Эллена, которую удержали чьи-то руки, когда она пыталась броситься меж сражавшихся, видя Винченцио раненным, возобновила попытки вырваться на свободу; свои усилия девушка сопровождала такими отчаянными мольбами и жалобами, что едва не тронула сердца окружавших ее головорезов.
Израненный Вивальди, схваченный врагами, вынужден был беспомощно наблюдать горестное положение своей невесты. Он обратился к старому священнику с безумной мольбой защитить девушку.
— Я не смею ослушаться святой инквизиции, — отвечал бенедиктинец, — не говоря уже о том, что мне не приходится тягаться силами с ее служителями. Несчастный юноша, пойми наконец: кто противится инквизиции, тот обрекает себя на смерть.
— Смерть? — вскричала Эллена. — Смерть?
— Ах, госпожа, именно так, и не иначе.
— Напрасно, синьор, вы не вняли моему совету, — сказал один из чиновников, — а теперь вам предстоит горькая расплата. — И он указал на раненого, недвижно лежавшего на полу часовни.

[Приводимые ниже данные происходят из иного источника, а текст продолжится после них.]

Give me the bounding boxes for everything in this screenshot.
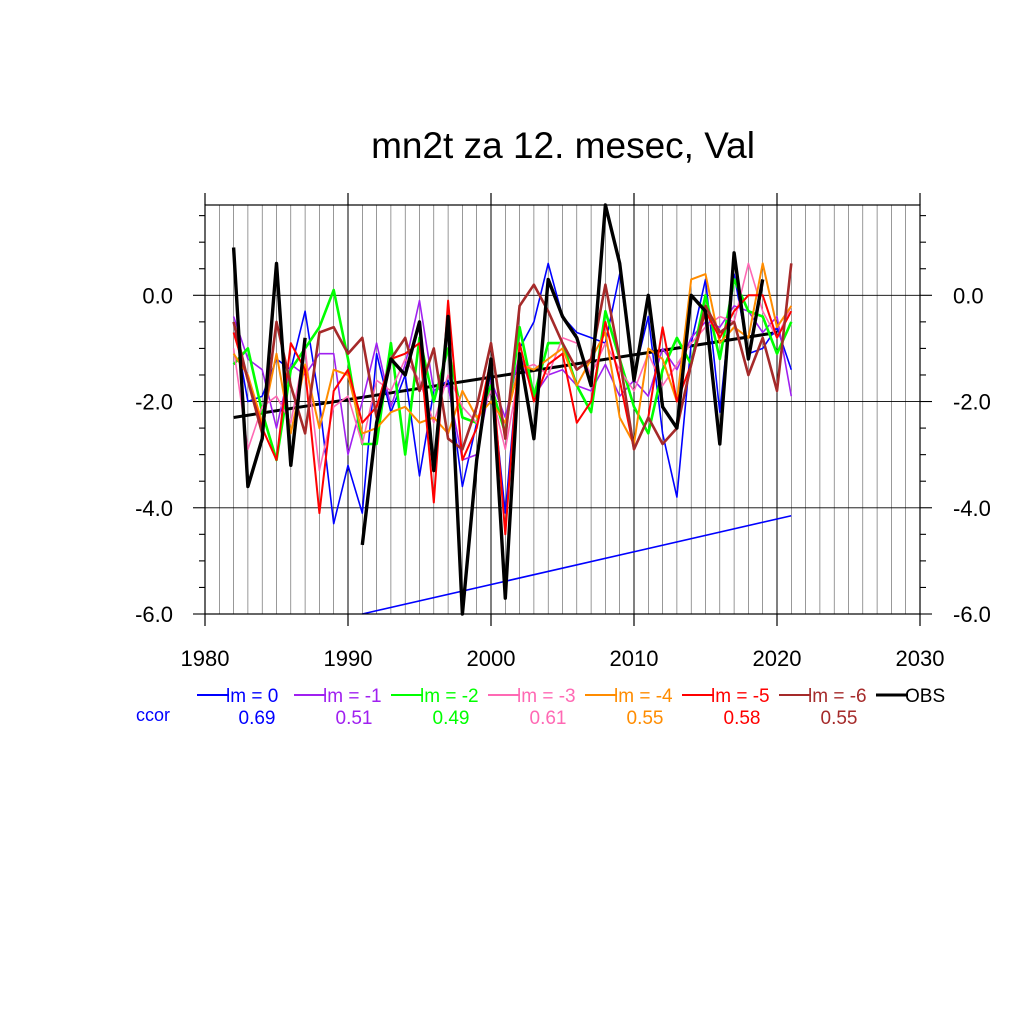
series-obs bbox=[231, 203, 765, 616]
legend-ccor-value: 0.61 bbox=[530, 708, 567, 729]
legend-label: lm = -5 bbox=[711, 686, 770, 707]
legend-label: lm = 0 bbox=[226, 686, 278, 707]
x-tick-label: 2030 bbox=[896, 646, 945, 671]
y-tick-label: 0.0 bbox=[142, 283, 173, 308]
legend-ccor-value: 0.69 bbox=[239, 708, 276, 729]
series-lm-4 bbox=[232, 262, 793, 445]
trend-line bbox=[362, 514, 792, 615]
y-tick-label: -4.0 bbox=[135, 496, 173, 521]
y-tick-label: -2.0 bbox=[135, 390, 173, 415]
series-line bbox=[360, 203, 765, 616]
x-tick-label: 2020 bbox=[753, 646, 802, 671]
legend-label: lm = -2 bbox=[420, 686, 479, 707]
chart-title: mn2t za 12. mesec, Val bbox=[371, 125, 755, 166]
legend: ccor lm = 00.69 lm = -10.51 lm = -20.49 lm =… bbox=[136, 686, 945, 729]
series-line bbox=[232, 263, 793, 451]
series-line bbox=[231, 247, 307, 489]
y-tick-label-right: -2.0 bbox=[953, 390, 991, 415]
x-tick-label: 2010 bbox=[610, 646, 659, 671]
y-tick-label-right: -6.0 bbox=[953, 602, 991, 627]
x-tick-label: 2000 bbox=[467, 646, 516, 671]
legend-ccor-value: 0.58 bbox=[724, 708, 761, 729]
legend-label: lm = -3 bbox=[517, 686, 576, 707]
legend-ccor-value: 0.55 bbox=[627, 708, 664, 729]
data-series bbox=[231, 203, 793, 616]
axes: 1980 1990 2000 2010 2020 2030 0.0 0.0 -2.0 -2.0 -4… bbox=[135, 193, 991, 671]
legend-ccor-value: 0.51 bbox=[336, 708, 373, 729]
series-line bbox=[232, 262, 793, 445]
plot-frame bbox=[204, 204, 921, 615]
series-lm-6 bbox=[232, 263, 793, 451]
x-tick-label: 1990 bbox=[324, 646, 373, 671]
legend-label: lm = -1 bbox=[323, 686, 382, 707]
legend-label: lm = -4 bbox=[614, 686, 673, 707]
legend-ccor-value: 0.49 bbox=[433, 708, 470, 729]
legend-label: lm = -6 bbox=[808, 686, 867, 707]
y-tick-label: -6.0 bbox=[135, 602, 173, 627]
x-tick-label: 1980 bbox=[181, 646, 230, 671]
legend-ccor-value: 0.55 bbox=[821, 708, 858, 729]
ccor-label: ccor bbox=[136, 705, 170, 725]
y-tick-label-right: -4.0 bbox=[953, 496, 991, 521]
legend-label: OBS bbox=[905, 686, 945, 707]
y-tick-label-right: 0.0 bbox=[953, 283, 984, 308]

— Моему господину расплачиваться не за что, — вмешался Пауло, — потому что это моих рук дело; мне бы только вырваться, и я бы уложил еще парочку, даром что меня всего успели исполосовать вдоль и поперек.
— Молчи, мой добрый Пауло, ты здесь ни при чем. — Обратившись к чиновнику, Вивальди добавил: — Не о себе я пекусь — я свой долг исполнил, — а о своей невесте. Как можете вы без жалости взирать на это чистейшее и беззащитное создание! Неужто вы, как варвары, готовы увлечь к погибели жертву наглого, вопиющего оговора?
— Что проку ей от нашей жалости; так или иначе мы должны выполнить приказ. Она предстанет перед судом, а уж ему решать, справедливо ли обвинение.
— Какое обвинение? — спросила Эллена.
— В нарушении монашеских обетов, — ответил ей священник.
Эллена возвела глаза к небу.
— В довершение всего еще и это! — воскликнула она.
— Вы слышите, она сознается в преступлении, — произнес один из злодеев.
— Нет, — возразил Вивальди, — она говорит о чудовищной злобе, что преследует ее. О Эллена, и я должен отдать тебя на их милость, расстаться с тобой навеки!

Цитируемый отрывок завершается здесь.